First, the US needs global capital to support the size of its economy, which is the biggest in the world. In the past few years, China's investment in the US kept setting records, and in 2015, China's outbound direct investment in the US amounted to $15 billion. The US, however, still views Chinese companies in a biased manner, and usually applies ambiguous criteria in examining and reviewing investments by Chinese enterprises, thus creating difficulties including high barriers for Chinese companies in gaining access to the US market. If China and the US could complete the BIT deal, bilateral investment and trade would become more standardized and convenient. It would also help gradually integrate the fragmented global multilateral investments. All these will have important and positive influence on China and the US as well as the growth of the global economy, which is still haunted by a downturn.
Second, if the China-US BIT deal could be reached, their bilateral cross-border investment pattern will be reconstructed, which will put to test of Chinese enterprises' core competitiveness in such aspects as technological innovation, internationalized operations and legal system construction, after joining the global value chains. This in turn will force China to further open its service industry, and will help drive the development of the service industry and trade in services through the use of foreign investments.

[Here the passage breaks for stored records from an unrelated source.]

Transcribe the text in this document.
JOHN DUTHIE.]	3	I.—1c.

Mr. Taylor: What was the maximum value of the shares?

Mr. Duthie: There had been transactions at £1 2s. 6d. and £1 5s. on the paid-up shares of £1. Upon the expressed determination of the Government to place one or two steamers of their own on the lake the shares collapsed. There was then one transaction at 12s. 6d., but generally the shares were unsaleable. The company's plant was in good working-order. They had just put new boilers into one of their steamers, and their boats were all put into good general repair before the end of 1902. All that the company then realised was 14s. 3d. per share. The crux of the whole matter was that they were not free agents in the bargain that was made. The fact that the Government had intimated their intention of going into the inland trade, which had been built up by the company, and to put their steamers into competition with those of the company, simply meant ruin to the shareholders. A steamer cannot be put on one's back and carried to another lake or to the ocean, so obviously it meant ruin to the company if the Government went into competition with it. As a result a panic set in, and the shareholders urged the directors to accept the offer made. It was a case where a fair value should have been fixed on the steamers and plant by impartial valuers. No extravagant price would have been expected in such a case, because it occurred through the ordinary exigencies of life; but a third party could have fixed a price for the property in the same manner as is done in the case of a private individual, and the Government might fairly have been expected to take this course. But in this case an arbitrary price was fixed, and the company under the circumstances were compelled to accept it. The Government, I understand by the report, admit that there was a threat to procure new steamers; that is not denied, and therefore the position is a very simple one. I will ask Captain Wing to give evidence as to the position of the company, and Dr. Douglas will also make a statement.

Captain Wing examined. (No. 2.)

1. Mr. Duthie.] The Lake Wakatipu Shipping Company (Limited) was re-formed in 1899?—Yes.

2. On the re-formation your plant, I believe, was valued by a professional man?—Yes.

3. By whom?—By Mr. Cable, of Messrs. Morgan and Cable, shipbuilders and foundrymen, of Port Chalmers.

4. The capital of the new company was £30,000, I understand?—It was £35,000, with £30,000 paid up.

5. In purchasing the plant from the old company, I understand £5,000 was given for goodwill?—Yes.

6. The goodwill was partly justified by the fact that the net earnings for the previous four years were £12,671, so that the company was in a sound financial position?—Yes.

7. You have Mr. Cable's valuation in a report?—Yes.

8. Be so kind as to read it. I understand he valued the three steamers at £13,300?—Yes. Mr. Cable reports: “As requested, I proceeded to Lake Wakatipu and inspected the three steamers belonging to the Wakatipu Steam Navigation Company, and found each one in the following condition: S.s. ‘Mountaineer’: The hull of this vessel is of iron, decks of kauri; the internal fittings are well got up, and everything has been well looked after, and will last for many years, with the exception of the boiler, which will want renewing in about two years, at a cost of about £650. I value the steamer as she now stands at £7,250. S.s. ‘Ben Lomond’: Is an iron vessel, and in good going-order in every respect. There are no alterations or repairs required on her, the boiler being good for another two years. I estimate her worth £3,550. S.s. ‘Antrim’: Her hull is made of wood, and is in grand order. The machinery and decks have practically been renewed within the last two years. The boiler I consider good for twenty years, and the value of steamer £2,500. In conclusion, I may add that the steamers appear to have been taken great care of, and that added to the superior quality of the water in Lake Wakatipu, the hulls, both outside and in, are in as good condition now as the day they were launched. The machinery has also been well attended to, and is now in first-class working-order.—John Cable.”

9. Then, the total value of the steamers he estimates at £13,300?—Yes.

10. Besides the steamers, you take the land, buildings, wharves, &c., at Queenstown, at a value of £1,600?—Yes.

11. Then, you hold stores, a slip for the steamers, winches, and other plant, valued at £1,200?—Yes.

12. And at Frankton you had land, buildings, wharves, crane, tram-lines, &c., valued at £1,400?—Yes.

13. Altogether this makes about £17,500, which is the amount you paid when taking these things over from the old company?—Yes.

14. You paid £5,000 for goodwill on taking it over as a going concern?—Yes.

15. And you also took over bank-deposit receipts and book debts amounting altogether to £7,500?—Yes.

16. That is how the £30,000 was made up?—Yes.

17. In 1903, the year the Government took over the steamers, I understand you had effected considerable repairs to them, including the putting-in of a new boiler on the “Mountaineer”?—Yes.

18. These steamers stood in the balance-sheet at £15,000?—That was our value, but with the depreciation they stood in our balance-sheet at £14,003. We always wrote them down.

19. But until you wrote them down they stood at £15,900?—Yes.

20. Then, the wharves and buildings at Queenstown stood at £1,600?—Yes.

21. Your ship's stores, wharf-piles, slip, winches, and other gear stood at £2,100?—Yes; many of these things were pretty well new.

If China and the US could reach the BIT agreement, it will help promote regional integration, effectively amalgamate the TPP and RCEP, lay a solid foundation for the trade integration, and further promote the economic and trade development in the Asia-Pacific region. It will be beneficial in promoting global trade and investment liberalization and facilitation, and will help the further opening of China's service industry.
The BIT talks, which have already lasted for eight years, are now in a critical stage. If the negotiations could not be concluded this year, the talks would have to face greater uncertainty when a new administration of the US government takes office next year. Therefore, the two sides should give consideration to the impact of the BIT, lead the talks in the right direction, care for the other side's concerns, and show willingness and resolve in promoting the conclusion of the talks as early as possible.

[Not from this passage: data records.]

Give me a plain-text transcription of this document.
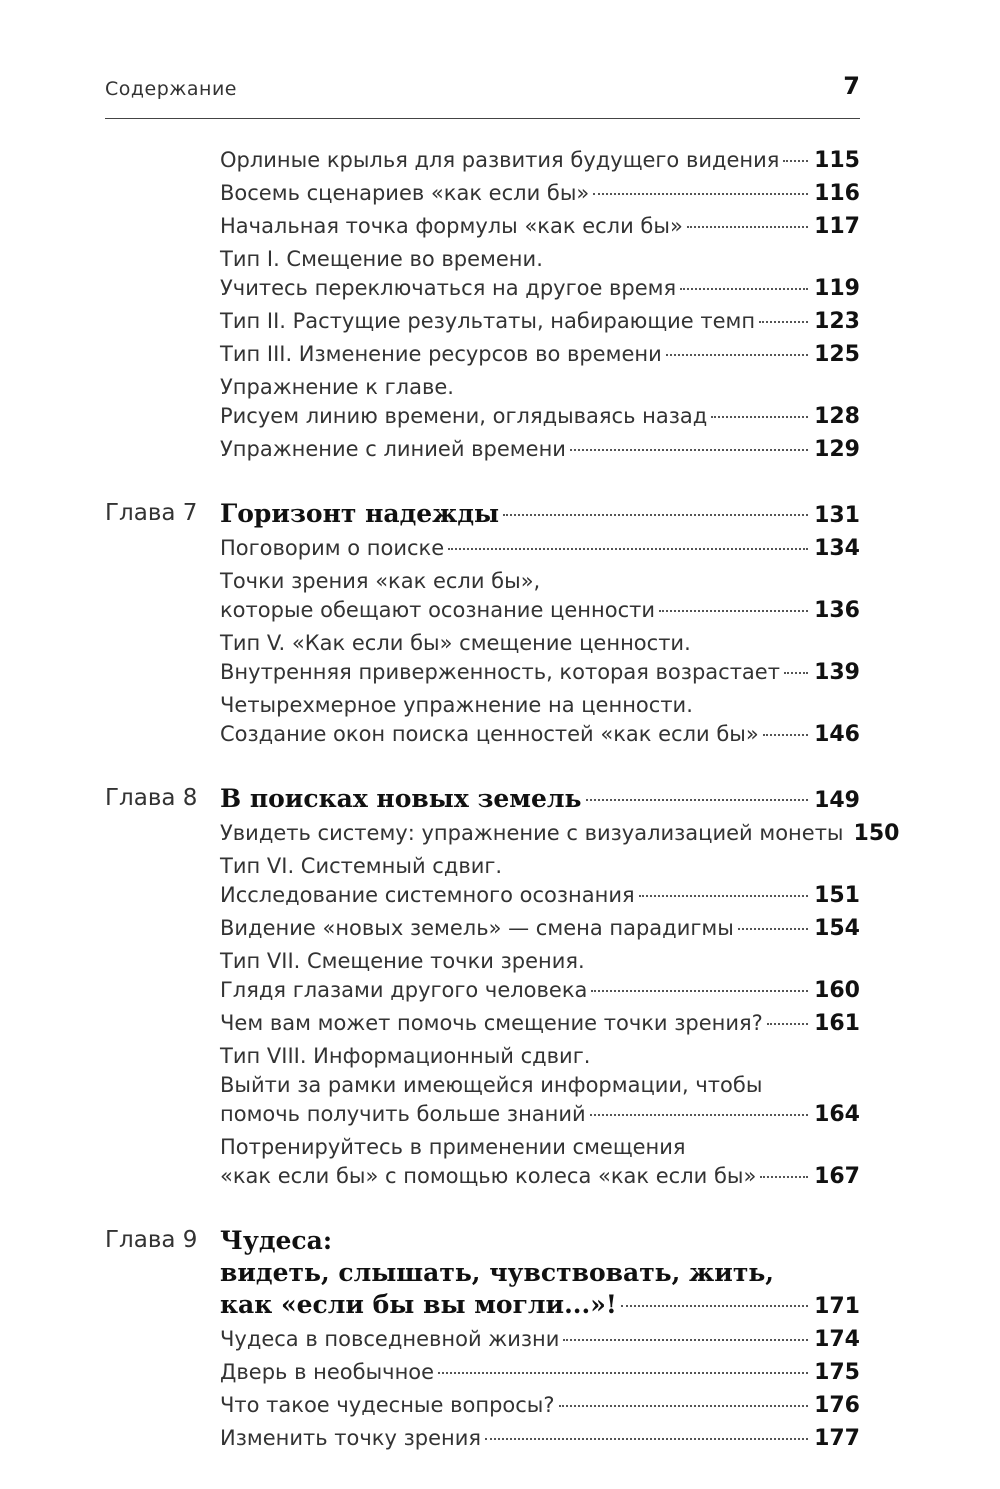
Содержание	7
Орлиные крылья для развития будущего видения 115
Восемь сценариев «как если бы»	116
Начальная точка формулы «как если бы»	117
Тип I. Смещение во времени.
Учитесь переключаться на другое время	119
Тип II. Растущие результаты, набирающие темп	123
Тип III. Изменение ресурсов во времени	125
Упражнение к главе.
Рисуем линию времени, оглядываясь назад	128
Упражнение с линией времени	129
Глава 7 Горизонт надежды	131
Поговорим о поиске	134
Точки зрения «как если бы»,
которые обещают осознание ценности	136
Тип V. «Как если бы» смещение ценности.
Внутренняя приверженность, которая возрастает 139
Четырехмерное упражнение на ценности.
Создание окон поиска ценностей «как если бы»	146
Глава 8 В поисках новых земель	149
Увидеть систему: упражнение с визуализацией монеты 150
Тип VI. Системный сдвиг.
Исследование системного осознания	151
Видение «новых земель» — смена парадигмы	154
Тип VII. Смещение точки зрения.
Глядя глазами другого человека	160
Чем вам может помочь смещение точки зрения? 161
Тип VIII. Информационный сдвиг.
Выйти за рамки имеющейся информации, чтобы
помочь получить больше знаний	164
Потренируйтесь в применении смещения
«как если бы» с помощью колеса «как если бы»	167
Глава 9 Чудеса:
видеть, слышать, чувствовать, жить,
как «если бы вы могли...»!	171
Чудеса в повседневной жизни	174
Дверь в необычное	175
Что такое чудесные вопросы?	176
Изменить точку зрения	177
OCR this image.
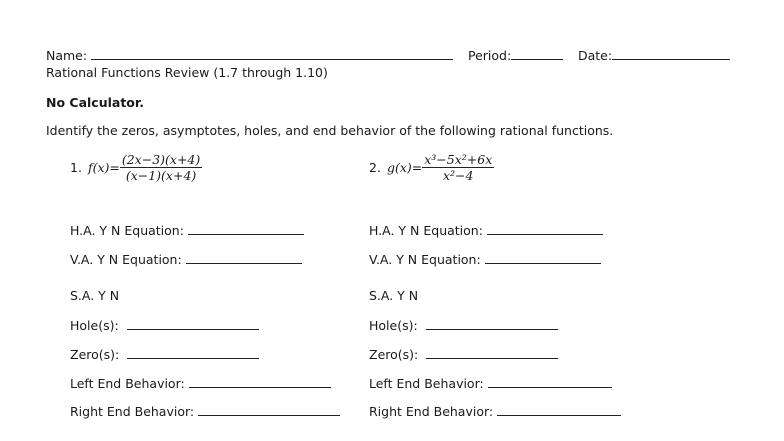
Name:	Period:	Date:
Rational Functions Review (1.7 through 1.10)
No Calculator.
Identify the zeros, asymptotes, holes, and end behavior of the following rational functions.
1. $f(x)= \frac{(2x-3)(x+4)}{(x-1)(x+4)}$	2. $g(x)= \frac{\text{x³−5x²+6x}}{\text{x²−4}}$
H.A. Y N Equation:
V.A. Y N Equation:
S.A. Y N
Hole(s):
Zero(s):
Left End Behavior:
Right End Behavior:
H.A. Y N Equation:
V.A. Y N Equation:
S.A. Y N
Hole(s):
Zero(s):
Left End Behavior:
Right End Behavior:
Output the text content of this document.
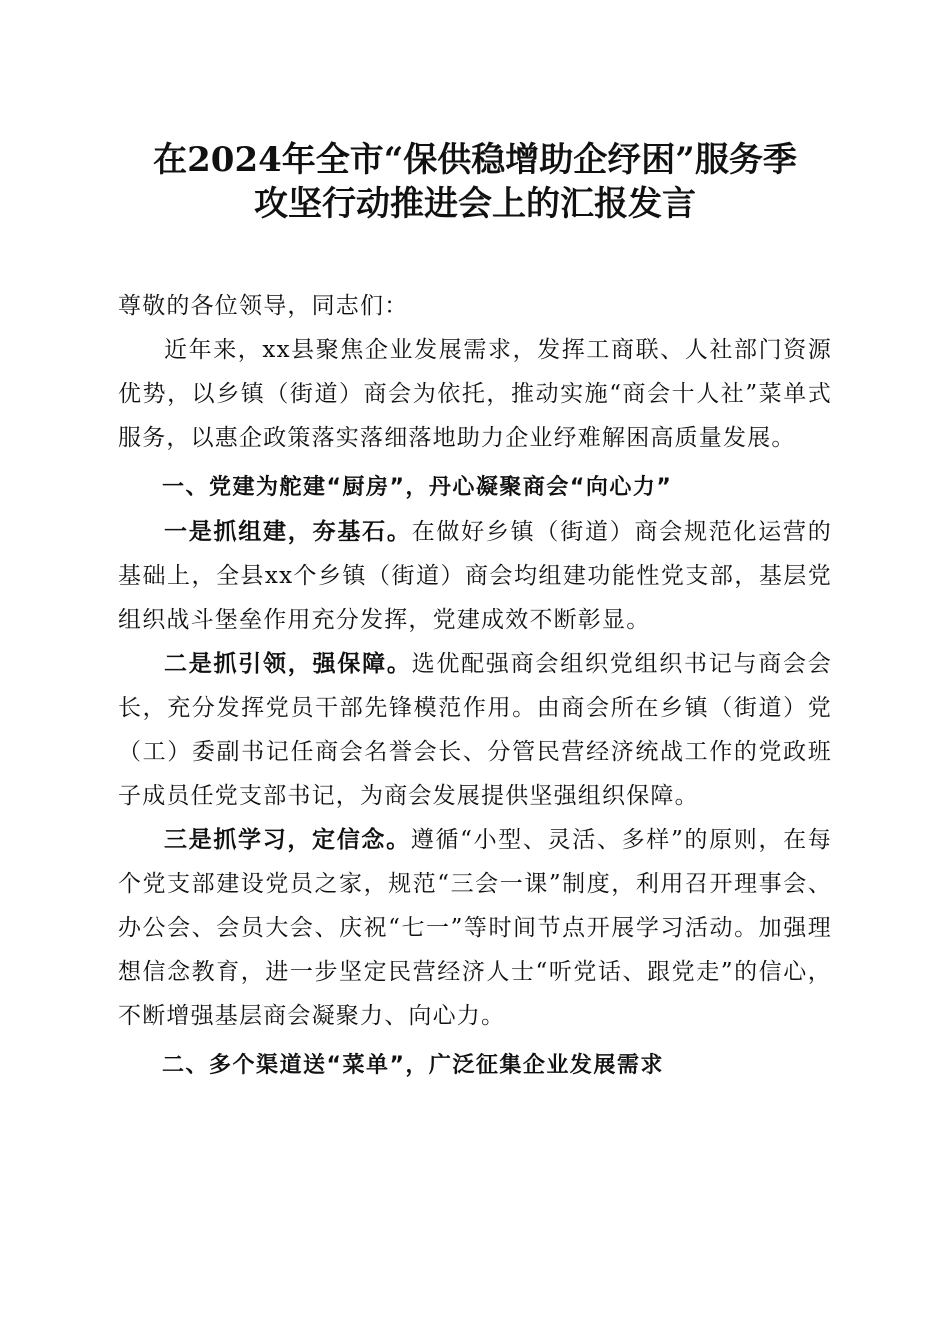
在2024年全市“保供稳增助企纾困”服务季
攻坚行动推进会上的汇报发言

尊敬的各位领导，同志们：

近年来，xx县聚焦企业发展需求，发挥工商联、人社部门资源优势，以乡镇（街道）商会为依托，推动实施“商会十人社”菜单式服务，以惠企政策落实落细落地助力企业纾难解困高质量发展。

一、党建为舵建“厨房”，丹心凝聚商会“向心力”

一是抓组建，夯基石。在做好乡镇（街道）商会规范化运营的基础上，全县xx个乡镇（街道）商会均组建功能性党支部，基层党组织战斗堡垒作用充分发挥，党建成效不断彰显。

二是抓引领，强保障。选优配强商会组织党组织书记与商会会长，充分发挥党员干部先锋模范作用。由商会所在乡镇（街道）党（工）委副书记任商会名誉会长、分管民营经济统战工作的党政班子成员任党支部书记，为商会发展提供坚强组织保障。

三是抓学习，定信念。遵循“小型、灵活、多样”的原则，在每个党支部建设党员之家，规范“三会一课”制度，利用召开理事会、办公会、会员大会、庆祝“七一”等时间节点开展学习活动。加强理想信念教育，进一步坚定民营经济人士“听党话、跟党走”的信心，不断增强基层商会凝聚力、向心力。

二、多个渠道送“菜单”，广泛征集企业发展需求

The essence of the negative lists is whether or not they could effectively lower the barriers for investment and trade. For this purpose, the talks should focus on if the levels in lowering the investment and trade barriers could meet each other's expectations.
In the future, the BIT will have powerful and greater-than-expected effects on the two countries. It will play an indispensable and exemplary role in setting up an open global investment and trade system, and reducing discrimination against and barriers on investment and trade, and resisting investment and trade protectionism. The treaty will have important and far-reaching driving force on the economic development of China, the US and the world as whole.